I’m not a devotee of This American Life, but I do listen to the podcast from time to time. Last week’s episode was called Family Physics. Act I–“Occam’s Razor“–is what I wanted to call to your attention.
I suppose I should now say “spoiler alert” so that if you want to listen to it without knowing where it is going, you can do that now. (I’m not sure if you can listen for free after the week it is on.) There’s really no chance I can tell this story anywhere near as well as it was presented on the radio. But I’ll try.
The story is about a young man who was, in fact, biracial. His mother and her husband were both white. You’d think the fact of the child being biracial would clue people in that his genetic father was not the white husband. But for many years, this is not what happened. Instead, everyone in the family clung to other explanations.

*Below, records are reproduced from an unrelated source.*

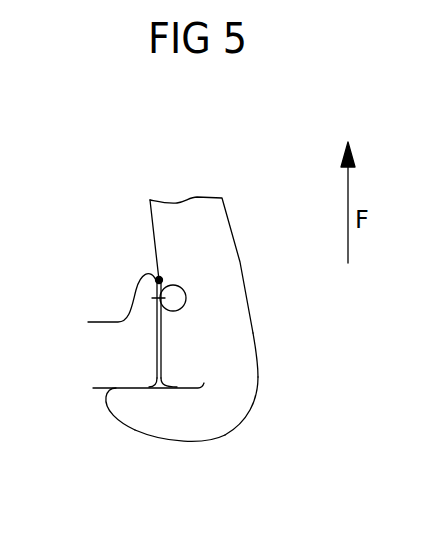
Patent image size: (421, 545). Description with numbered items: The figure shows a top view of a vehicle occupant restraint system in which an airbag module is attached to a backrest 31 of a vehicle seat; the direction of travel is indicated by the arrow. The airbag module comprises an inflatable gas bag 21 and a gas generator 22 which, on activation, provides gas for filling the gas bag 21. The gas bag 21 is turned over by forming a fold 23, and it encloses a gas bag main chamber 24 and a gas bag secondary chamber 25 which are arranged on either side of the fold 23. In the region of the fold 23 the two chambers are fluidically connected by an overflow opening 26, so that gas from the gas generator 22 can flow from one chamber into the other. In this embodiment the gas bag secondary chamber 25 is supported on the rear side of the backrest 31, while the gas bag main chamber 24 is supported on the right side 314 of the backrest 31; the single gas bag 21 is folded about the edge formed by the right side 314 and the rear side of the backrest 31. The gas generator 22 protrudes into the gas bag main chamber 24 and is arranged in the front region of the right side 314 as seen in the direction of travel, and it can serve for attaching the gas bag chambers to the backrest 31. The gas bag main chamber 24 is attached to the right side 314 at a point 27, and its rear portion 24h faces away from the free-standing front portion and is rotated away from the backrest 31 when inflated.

The inflatable gas bag 21 is at (257, 395).
The gas generator 22 is at (177, 297).
The fold 23 is at (195, 388).
The gas bag main chamber 24 is at (220, 233).
The rear portion of the gas bag main chamber 24h is at (227, 333).
The gas bag secondary chamber 25 is at (162, 422).
The overflow opening 26 is at (218, 393).
The point of attachment 27 is at (159, 279).
The backrest 31 is at (113, 340).
The right side of the backrest 314 is at (157, 350).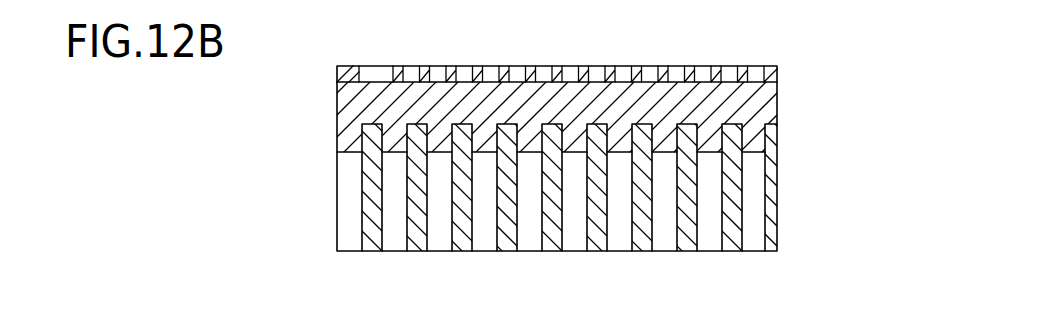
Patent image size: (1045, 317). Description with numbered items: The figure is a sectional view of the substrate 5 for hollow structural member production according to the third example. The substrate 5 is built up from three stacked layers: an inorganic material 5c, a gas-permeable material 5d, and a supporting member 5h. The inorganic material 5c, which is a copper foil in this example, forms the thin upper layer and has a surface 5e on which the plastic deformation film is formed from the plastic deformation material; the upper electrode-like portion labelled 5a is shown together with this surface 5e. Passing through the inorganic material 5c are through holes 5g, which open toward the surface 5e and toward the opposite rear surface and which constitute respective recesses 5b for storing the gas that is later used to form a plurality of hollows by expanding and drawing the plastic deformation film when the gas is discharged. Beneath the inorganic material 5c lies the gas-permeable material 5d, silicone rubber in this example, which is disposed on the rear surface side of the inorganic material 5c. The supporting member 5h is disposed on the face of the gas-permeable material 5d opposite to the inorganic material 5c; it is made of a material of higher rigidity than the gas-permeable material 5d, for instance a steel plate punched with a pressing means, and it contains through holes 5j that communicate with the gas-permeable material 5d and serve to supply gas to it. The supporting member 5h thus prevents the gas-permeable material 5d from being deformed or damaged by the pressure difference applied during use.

The substrate for hollow structural member production 5 is at (307, 171).
The inorganic material 5c is at (342, 65).
The upper electrode layer 5a is at (550, 45).
The surface 5e is at (550, 45).
The through holes 5g is at (585, 45).
The recesses 5b is at (488, 76).
The gas-permeable material 5d is at (763, 104).
The supporting member 5h is at (777, 195).
The through holes 5j is at (533, 235).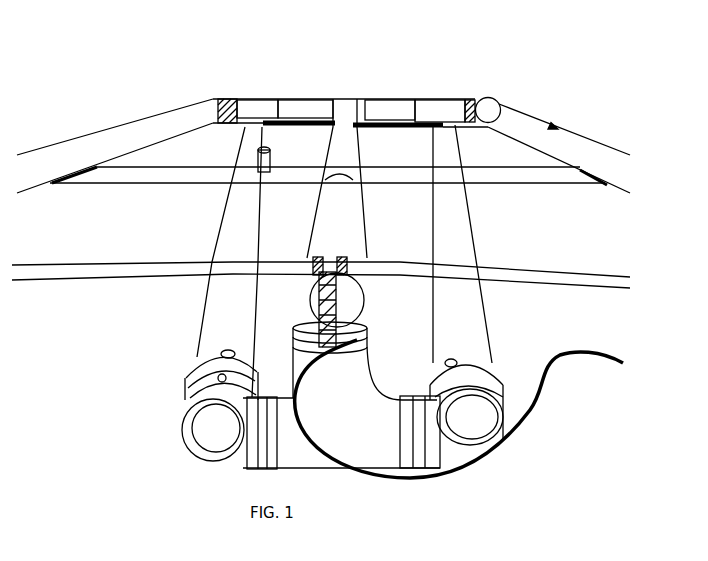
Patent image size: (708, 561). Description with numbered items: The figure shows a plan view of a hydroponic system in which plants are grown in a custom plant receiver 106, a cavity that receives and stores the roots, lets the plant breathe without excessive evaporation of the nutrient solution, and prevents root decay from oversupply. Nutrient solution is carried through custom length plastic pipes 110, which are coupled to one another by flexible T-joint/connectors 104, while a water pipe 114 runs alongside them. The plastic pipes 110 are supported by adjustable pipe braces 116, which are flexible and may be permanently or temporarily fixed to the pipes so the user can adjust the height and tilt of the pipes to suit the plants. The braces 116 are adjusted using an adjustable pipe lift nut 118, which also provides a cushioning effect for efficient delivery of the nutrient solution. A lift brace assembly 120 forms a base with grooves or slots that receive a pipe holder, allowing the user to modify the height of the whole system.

The flexible T-joint/connector 104 is at (447, 108).
The custom plant receiver 106 is at (123, 131).
The custom length plastic pipe 110 is at (553, 148).
The water pipe 114 is at (159, 272).
The adjustable pipe brace 116 is at (195, 167).
The adjustable pipe lift nut 118 is at (360, 177).
The lift brace assembly 120 is at (498, 105).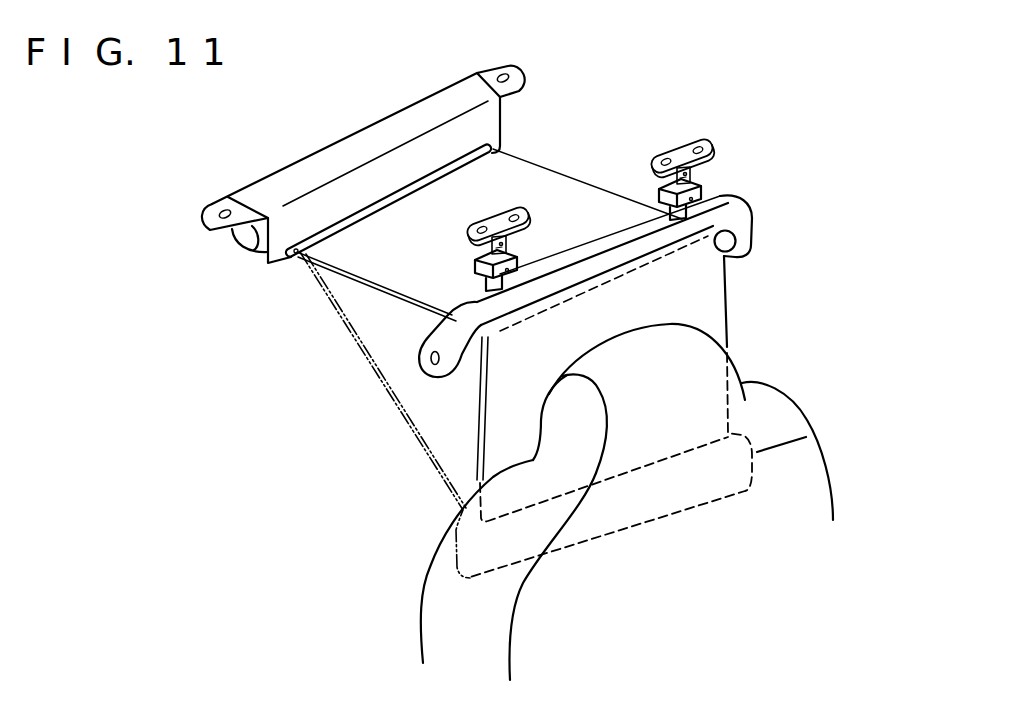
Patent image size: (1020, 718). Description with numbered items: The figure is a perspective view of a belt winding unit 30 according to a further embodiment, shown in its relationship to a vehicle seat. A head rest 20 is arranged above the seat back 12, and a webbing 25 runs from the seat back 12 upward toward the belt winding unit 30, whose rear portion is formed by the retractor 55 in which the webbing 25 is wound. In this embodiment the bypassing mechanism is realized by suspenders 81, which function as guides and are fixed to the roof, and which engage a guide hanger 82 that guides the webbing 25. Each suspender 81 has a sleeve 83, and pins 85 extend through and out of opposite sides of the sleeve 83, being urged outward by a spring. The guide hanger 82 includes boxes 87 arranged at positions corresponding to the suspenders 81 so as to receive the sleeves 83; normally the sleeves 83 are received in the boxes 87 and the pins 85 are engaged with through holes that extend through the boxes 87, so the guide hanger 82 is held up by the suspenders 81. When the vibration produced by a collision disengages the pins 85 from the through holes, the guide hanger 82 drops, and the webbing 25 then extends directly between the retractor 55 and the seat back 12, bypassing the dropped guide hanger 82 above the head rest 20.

The seat back 12 is at (437, 577).
The head rest 20 is at (673, 335).
The webbing 25 is at (534, 178).
The belt winding unit 30 is at (591, 108).
The retractor 55 is at (337, 157).
The suspender 81 is at (500, 220).
The guide hanger 82 is at (740, 208).
The sleeve 83 is at (474, 244).
The pin 85 is at (510, 241).
The box 87 is at (470, 262).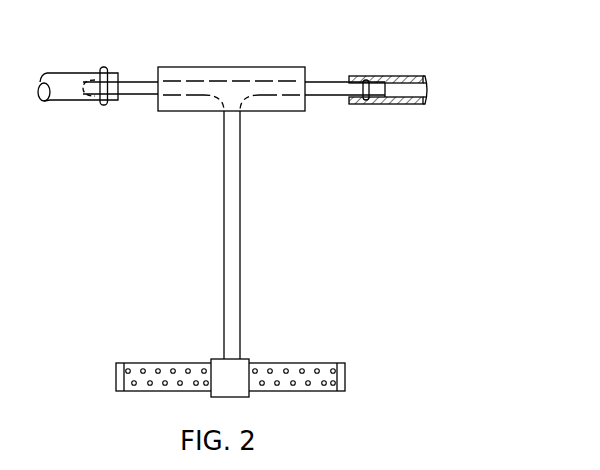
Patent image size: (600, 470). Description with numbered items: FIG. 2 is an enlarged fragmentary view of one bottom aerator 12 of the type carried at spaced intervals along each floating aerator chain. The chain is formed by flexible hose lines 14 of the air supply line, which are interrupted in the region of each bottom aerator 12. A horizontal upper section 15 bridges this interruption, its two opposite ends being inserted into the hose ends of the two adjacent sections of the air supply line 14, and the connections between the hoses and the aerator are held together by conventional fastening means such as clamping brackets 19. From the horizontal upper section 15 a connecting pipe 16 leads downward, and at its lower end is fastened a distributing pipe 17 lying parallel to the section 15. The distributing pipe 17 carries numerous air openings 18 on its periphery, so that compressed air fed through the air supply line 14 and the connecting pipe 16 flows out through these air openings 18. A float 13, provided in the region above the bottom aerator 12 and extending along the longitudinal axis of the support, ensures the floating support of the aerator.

The bottom aerator 12 is at (271, 129).
The float 13 is at (278, 75).
The flexible hose line 14 is at (58, 75).
The horizontal upper section 15 is at (330, 80).
The connecting pipe 16 is at (227, 208).
The distributing pipe 17 is at (289, 361).
The air openings 18 is at (158, 369).
The clamping bracket 19 is at (104, 67).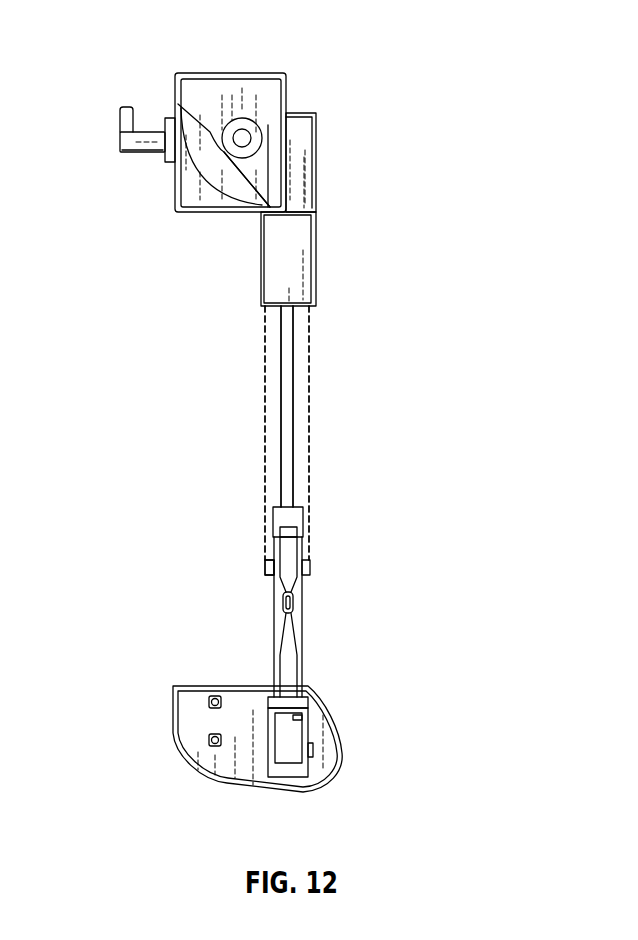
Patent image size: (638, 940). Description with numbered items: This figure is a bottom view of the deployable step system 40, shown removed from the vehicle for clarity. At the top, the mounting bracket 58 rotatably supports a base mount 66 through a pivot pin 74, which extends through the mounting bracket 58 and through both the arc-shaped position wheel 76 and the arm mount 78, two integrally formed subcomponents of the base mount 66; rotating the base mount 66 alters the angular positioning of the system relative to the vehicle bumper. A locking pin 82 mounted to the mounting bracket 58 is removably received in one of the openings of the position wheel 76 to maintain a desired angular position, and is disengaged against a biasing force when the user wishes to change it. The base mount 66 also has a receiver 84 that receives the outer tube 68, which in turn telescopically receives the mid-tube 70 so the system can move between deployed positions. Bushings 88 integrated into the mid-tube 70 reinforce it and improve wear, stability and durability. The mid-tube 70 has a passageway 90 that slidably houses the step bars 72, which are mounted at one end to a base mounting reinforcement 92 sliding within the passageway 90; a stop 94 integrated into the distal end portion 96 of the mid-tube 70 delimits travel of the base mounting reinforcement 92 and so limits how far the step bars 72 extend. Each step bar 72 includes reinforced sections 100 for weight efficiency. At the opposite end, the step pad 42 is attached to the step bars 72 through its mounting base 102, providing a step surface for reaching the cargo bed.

The deployable step system 40 is at (362, 52).
The step pad 42 is at (252, 794).
The mounting bracket 58 is at (233, 92).
The base mount 66 is at (319, 136).
The outer tube 68 is at (319, 281).
The mid-tube 70 is at (320, 392).
The step bar 72 is at (298, 607).
The pivot pin 74 is at (243, 138).
The position wheel 76 is at (210, 183).
The arm mount 78 is at (260, 177).
The locking pin 82 is at (143, 153).
The receiver 84 is at (319, 164).
The bushing 88 is at (285, 375).
The passageway 90 is at (300, 427).
The base mounting reinforcement 92 is at (305, 522).
The stop 94 is at (268, 568).
The distal end portion 96 is at (257, 559).
The reinforced section 100 is at (288, 558).
The mounting base 102 is at (308, 770).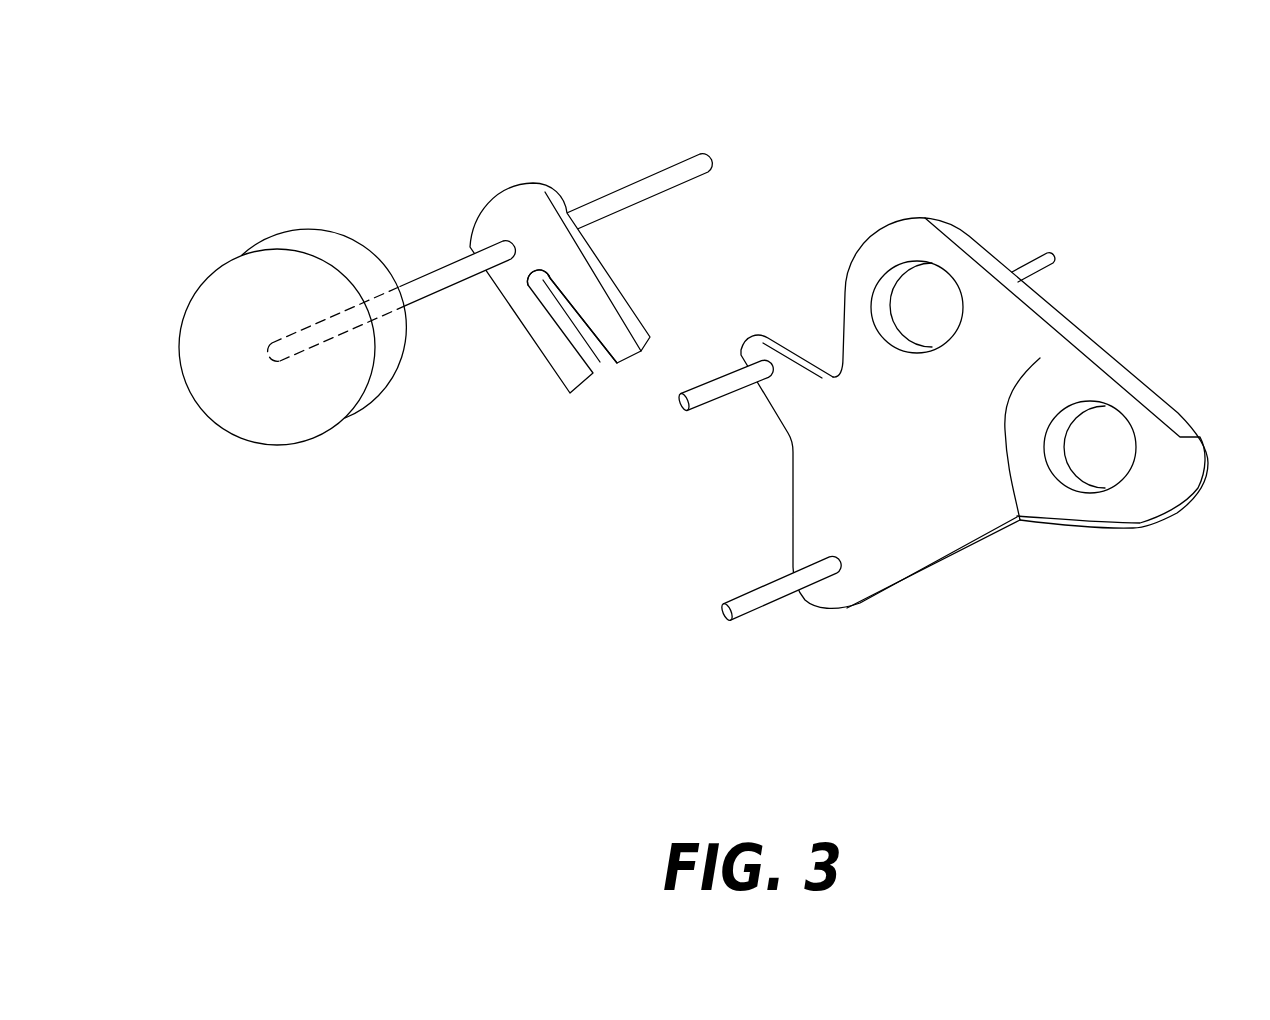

It turned out that his mother had been dating a young Black man while she was in high-school (or just after?). She was also dating the man she eventually married. She became pregnant. She didn’t know which man was actually responsible for the child, but in her Italian family and in a time of racial polarization, she married the white man. The appearance of a non-white child would have caused a great deal of trouble. And so everyone had a good reason to assert that the child was white.
Eventually the truth came to light. That’s really the story of this piece. The boy–now a young man–was able to locate the man who was genetically related to him.
What was actually most striking to me is that none of the players in this drama are angry. Not the white man who raised a son that was not genetically “his.” Not the Black man who didn’t get to see the boy who was genetically related to him for many years. Not the young man who was, for so many years, kept from knowing something pretty important.
There’s been so much conversation here about the meaning of genetic connection and all that. This is, of course, only one story. But it is a very interesting one.